Un des avantages de la position éminente du Pr Kreuger était qu’il disposait d’un budget informatique illimité ; c’était une des conditions qu’il exigeait des divers organismes qui sollicitaient ses conseils. Cette recherche-ci serait extrêmement coûteuse mais au moins il n’aurait pas à se soucier de la facture.

Pourtant, le coût fut étonnamment réduit. Il eut de la chance ; sa recherche se termina après seulement deux heures et vingt-sept minutes, à la 21 456e référence.

Le titre suffisait. Paul était tellement surexcité que son comsec lui-même refusa de reconnaître sa voix et qu’il dut répéter l’ordre par le biais de l’imprimante.

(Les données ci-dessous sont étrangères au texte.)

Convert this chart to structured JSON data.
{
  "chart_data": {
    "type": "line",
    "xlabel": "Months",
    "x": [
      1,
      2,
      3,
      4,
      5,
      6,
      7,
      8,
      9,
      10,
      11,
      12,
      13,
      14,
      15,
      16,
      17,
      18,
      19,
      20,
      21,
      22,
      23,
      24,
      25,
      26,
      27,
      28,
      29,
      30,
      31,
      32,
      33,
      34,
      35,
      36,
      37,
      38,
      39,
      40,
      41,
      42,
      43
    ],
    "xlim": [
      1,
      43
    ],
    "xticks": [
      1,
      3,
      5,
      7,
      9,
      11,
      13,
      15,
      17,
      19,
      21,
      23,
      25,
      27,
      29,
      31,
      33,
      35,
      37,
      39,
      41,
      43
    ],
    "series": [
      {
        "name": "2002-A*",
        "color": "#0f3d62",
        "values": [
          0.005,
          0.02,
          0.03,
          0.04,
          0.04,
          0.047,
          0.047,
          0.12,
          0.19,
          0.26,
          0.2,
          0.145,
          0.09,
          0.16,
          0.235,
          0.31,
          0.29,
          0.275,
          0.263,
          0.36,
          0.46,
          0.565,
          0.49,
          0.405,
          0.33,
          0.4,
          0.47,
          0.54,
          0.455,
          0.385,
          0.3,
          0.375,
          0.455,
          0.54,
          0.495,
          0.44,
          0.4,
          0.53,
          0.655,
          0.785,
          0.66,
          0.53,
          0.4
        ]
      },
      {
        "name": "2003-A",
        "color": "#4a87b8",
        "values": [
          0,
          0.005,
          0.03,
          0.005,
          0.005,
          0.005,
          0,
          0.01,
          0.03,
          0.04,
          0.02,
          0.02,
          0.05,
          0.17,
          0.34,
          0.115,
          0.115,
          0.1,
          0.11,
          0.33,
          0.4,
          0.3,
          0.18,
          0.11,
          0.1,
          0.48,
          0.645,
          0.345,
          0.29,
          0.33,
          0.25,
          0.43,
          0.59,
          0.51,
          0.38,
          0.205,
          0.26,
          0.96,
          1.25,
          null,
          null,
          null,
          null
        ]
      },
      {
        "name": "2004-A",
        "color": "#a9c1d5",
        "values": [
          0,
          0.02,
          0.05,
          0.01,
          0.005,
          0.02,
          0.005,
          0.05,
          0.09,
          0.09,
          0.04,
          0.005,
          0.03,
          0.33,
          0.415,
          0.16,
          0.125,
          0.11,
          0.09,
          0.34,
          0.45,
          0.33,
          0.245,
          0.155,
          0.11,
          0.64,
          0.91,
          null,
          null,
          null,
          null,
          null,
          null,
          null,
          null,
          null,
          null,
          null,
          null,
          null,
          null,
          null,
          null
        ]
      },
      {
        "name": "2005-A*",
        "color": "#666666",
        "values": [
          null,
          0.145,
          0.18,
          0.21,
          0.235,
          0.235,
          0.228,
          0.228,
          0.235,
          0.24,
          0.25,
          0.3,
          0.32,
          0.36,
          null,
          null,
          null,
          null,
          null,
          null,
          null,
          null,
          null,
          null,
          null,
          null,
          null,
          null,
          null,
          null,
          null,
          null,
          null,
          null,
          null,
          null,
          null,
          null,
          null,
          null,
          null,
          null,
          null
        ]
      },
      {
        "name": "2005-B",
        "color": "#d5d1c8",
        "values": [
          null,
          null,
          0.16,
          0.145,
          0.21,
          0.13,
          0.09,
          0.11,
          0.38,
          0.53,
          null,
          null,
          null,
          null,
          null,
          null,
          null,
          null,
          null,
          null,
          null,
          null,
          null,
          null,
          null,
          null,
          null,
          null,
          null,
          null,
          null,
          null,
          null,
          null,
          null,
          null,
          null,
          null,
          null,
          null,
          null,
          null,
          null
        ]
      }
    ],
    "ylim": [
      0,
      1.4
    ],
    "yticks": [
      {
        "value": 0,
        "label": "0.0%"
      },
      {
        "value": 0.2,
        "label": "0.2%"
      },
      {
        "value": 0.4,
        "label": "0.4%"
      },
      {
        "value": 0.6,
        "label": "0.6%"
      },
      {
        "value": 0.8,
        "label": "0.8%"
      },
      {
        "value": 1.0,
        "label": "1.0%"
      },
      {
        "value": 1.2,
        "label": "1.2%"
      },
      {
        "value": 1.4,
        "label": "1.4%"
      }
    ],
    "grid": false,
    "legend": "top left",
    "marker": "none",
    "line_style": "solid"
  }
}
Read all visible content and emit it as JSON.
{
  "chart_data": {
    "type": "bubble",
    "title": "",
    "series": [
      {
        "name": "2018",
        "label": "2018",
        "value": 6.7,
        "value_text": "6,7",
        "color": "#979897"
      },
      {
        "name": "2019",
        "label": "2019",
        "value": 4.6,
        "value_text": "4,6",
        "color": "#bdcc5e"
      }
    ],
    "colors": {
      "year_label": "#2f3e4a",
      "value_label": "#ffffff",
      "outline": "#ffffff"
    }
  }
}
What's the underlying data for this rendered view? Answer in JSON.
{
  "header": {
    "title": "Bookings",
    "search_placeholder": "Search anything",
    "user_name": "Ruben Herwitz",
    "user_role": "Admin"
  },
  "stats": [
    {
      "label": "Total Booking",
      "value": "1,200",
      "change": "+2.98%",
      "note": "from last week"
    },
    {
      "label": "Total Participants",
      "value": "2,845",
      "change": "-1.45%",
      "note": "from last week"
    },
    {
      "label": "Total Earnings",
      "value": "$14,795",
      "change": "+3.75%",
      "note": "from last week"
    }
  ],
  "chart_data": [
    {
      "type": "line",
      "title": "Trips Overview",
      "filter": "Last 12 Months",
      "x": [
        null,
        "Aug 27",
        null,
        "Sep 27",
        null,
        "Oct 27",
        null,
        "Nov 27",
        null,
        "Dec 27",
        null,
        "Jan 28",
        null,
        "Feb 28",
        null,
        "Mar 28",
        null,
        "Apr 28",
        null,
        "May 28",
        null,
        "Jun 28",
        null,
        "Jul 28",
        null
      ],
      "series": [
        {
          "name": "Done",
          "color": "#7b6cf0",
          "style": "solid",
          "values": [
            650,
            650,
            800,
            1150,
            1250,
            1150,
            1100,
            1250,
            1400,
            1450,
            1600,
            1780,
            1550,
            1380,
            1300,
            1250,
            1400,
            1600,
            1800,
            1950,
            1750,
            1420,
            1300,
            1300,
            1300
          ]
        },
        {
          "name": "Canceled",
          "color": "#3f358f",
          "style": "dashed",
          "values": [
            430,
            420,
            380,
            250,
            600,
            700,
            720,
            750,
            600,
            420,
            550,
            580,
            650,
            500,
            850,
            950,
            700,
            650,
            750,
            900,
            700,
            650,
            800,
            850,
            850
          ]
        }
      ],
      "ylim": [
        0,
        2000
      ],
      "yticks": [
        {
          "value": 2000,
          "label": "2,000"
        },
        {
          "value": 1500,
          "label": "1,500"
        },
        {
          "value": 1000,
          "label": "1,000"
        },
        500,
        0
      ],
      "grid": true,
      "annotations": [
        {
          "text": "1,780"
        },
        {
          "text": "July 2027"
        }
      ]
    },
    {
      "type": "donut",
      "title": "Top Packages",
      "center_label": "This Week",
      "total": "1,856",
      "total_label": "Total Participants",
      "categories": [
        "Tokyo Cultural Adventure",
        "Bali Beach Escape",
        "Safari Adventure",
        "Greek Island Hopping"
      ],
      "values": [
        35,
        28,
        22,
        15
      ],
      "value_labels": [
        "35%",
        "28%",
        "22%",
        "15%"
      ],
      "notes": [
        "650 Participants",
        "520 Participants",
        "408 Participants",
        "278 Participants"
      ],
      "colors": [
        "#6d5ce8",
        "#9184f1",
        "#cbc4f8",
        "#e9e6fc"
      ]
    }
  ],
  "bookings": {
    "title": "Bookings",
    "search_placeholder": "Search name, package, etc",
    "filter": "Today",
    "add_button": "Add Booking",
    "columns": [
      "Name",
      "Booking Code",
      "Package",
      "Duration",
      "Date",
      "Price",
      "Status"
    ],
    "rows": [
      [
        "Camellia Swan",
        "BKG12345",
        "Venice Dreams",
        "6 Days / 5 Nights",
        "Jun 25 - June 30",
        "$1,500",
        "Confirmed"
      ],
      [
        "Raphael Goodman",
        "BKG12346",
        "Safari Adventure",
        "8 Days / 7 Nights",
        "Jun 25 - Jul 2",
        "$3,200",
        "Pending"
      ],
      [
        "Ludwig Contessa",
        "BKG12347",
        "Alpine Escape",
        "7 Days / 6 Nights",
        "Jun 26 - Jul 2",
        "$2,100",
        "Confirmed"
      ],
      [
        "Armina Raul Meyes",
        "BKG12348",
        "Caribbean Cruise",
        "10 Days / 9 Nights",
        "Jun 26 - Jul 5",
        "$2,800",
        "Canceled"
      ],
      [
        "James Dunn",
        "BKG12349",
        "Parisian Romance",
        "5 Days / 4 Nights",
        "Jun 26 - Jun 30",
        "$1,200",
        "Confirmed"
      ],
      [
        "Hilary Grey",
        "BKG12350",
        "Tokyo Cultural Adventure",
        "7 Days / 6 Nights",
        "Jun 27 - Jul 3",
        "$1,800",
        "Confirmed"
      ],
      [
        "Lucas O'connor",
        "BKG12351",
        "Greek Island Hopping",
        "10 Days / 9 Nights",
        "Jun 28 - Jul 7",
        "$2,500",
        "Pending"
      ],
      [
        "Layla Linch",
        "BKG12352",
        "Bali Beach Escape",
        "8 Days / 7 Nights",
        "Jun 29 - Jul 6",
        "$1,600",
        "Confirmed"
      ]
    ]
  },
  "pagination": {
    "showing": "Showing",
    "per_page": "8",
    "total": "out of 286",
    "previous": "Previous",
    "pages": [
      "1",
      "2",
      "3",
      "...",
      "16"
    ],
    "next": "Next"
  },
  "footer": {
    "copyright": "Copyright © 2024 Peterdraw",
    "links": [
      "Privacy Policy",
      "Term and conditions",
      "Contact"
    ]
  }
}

Nature avait publié un article en 1981 – près de cinq ans avant sa naissance ! – et tandis que ses yeux parcouraient rapidement la page, il comprit que son neveu avait raison et même, ce qui était tout aussi important, comment un tel miracle avait pu se produire.

Le rédacteur en chef de cette revue vieille de quatre-vingts ans devait posséder un excellent sens de l’humour. Un article décrivant les noyaux des planètes extérieures n’avait pas de quoi passionner le lecteur éventuel ; mais le titre était singulièrement accrocheur. Son comsec aurait pu lui révéler assez rapidement que ces mots venaient d’une chanson célèbre mais, naturellement, ce n’était pas là le problème.

D’ailleurs, Paul Kreuger n’avait jamais entendu parler des Beatles et de leurs fantaisies psychédéliques.